The American Society of Heating, Refrigerating and Air-Conditioning Engineers (ASHRAE) continues to be heavily involved in the development, design, and improvement of health care facilities. This includes creating ways to certify top HVACR professionals involved in the health care field.

Regarding the latter, ASHRAE recently certified 29 engineers who passed its newly created health care certification program. ASHRAE’s certification program is designed to identify individuals who have mastered a body of knowledge covering successful design and operation of health care facilities.

The technical content for the exam was developed in cooperation with the American Society for Healthcare Engineering (ASHE) of the American Hospital Association (AHA).

“The certification shows our present and future clients that we are focused on health care, and that we stay current with design standards,” said Ildefonso Bayron Jr., one of the 29 who passed the exam.
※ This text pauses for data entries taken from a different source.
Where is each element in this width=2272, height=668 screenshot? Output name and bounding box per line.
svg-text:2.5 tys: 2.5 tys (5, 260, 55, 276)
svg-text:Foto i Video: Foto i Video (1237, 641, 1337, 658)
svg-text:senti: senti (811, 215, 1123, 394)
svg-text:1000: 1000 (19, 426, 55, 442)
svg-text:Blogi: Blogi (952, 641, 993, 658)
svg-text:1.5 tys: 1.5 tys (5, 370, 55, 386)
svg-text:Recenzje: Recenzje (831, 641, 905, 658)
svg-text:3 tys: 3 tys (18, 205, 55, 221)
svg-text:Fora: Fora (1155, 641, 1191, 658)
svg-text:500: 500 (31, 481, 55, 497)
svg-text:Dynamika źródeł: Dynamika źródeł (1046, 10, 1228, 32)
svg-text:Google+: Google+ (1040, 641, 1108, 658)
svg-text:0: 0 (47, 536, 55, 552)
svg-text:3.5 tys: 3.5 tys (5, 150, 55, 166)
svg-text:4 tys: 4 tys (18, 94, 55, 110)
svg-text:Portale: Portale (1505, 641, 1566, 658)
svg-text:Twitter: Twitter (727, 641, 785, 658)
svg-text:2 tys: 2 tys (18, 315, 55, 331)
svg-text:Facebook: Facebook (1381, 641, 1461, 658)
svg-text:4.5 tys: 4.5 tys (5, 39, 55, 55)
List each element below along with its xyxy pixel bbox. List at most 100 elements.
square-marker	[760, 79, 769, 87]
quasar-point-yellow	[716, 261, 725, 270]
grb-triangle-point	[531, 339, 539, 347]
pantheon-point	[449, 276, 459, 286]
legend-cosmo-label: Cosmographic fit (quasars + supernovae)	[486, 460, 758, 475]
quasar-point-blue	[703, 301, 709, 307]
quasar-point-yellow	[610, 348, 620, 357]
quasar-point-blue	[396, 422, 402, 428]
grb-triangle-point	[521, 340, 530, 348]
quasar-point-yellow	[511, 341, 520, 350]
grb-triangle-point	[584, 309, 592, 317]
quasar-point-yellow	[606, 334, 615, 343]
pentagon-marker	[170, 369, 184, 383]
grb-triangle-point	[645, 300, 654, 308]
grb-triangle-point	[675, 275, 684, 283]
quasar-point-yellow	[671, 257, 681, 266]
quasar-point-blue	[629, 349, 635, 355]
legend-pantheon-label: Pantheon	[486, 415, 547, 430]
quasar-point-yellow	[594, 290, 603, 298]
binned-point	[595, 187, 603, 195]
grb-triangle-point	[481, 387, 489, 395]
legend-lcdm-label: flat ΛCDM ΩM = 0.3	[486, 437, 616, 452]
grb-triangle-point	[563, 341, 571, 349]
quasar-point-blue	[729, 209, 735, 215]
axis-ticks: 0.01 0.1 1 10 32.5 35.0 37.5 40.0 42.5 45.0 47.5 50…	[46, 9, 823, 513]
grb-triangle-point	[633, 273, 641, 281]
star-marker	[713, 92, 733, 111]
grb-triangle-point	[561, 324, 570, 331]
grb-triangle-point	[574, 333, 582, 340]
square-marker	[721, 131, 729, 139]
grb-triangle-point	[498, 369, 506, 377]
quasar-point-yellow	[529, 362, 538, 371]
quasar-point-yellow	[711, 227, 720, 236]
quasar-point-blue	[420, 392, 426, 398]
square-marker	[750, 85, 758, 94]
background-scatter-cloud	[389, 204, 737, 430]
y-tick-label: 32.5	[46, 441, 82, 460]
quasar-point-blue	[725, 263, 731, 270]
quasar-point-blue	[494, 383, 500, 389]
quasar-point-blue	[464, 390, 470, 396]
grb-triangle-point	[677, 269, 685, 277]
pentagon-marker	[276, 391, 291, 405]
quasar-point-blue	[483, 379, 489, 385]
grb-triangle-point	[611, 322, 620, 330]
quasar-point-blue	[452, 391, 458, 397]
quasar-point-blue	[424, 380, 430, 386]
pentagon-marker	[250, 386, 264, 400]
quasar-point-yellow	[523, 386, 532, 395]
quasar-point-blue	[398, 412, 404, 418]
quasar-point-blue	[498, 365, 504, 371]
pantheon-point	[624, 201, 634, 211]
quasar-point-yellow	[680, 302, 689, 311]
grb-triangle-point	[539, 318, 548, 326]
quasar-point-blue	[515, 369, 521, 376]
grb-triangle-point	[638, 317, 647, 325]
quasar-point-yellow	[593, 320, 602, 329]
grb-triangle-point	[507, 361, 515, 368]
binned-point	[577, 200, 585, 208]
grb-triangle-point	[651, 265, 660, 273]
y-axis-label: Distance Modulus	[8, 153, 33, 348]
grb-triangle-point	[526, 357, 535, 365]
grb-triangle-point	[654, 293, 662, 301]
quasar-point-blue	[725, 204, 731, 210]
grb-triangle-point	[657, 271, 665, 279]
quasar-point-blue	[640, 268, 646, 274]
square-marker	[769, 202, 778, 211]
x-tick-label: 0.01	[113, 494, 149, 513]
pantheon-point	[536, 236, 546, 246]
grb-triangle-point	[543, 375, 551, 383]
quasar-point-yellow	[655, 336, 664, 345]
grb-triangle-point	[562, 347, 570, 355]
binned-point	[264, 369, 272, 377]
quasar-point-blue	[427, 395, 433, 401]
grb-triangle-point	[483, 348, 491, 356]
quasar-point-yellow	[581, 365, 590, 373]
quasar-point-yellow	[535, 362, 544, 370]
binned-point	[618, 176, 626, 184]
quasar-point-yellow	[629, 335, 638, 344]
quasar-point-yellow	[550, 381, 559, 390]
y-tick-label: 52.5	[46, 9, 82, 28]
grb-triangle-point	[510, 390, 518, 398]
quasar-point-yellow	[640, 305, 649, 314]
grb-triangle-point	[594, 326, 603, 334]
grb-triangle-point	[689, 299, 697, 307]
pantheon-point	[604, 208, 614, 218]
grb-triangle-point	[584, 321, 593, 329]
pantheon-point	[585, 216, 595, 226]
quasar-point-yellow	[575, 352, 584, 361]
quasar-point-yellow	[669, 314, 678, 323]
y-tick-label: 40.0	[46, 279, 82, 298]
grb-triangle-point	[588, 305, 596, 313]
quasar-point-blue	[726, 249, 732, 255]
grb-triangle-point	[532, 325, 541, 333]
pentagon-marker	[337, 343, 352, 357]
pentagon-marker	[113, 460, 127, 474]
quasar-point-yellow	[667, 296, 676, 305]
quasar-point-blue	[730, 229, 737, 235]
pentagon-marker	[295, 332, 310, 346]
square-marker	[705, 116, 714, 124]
Bayron, an associate partner for Syska Hennessy Group, Los Angeles, noted that this new designation increases his value as an engineer. “I was very proud to know that I was able to meet the challenge of passing a difficult test,” he said.

“At Syska, we recognize the importance of the health care facility design professional exam. We are strongly encouraging all our senior mechanical and project-level engineers across the firm to take and pass this test.”

According to ASHRAE, computer-based exams are now available at testing facilities throughout the United States and Canada. Persons interested in earning the certification must meet certain eligibility requirements and submit a completed application, it said. Membership in ASHRAE is not required to participate.


In addition to providing health care certification exams, ASHRAE is also looking to develop a code-intended baseline sustainability standard for health care facilities. This is in an effort to make advanced energy-efficiency guidance mainstream, it said.

Bottom line: Proposed Standard 189.2, “Design, Construction, and Operation of High-Performance Green Health Care Facilities,” is scheduled to prescribe the procedures, methods, and documentation requirements related to high-performance, green health care facilities.

“ASHRAE has long understood the unique qualities that define the health care facility,” said Rick Hermans, a member of ASHRAE’s technical committee related to health care design.

“High-performance green design, construction, and operation must recognize those unique qualities in order to be effective in the context of the health care environment. This standard will carefully comply with the requirements of health care givers, while implementing the necessities of sustainability.”

According to Hermans, the standard will apply to patient care areas and related support areas, including hospitals, nursing facilities, and outpatient facilities. The standard will also apply to new buildings, additions to existing buildings, and alterations to existing buildings, he noted.

ASHRAE said it seeks members to form a committee to write the standard. Public comment regarding the new, proposed standard was accepted until Sept. 3.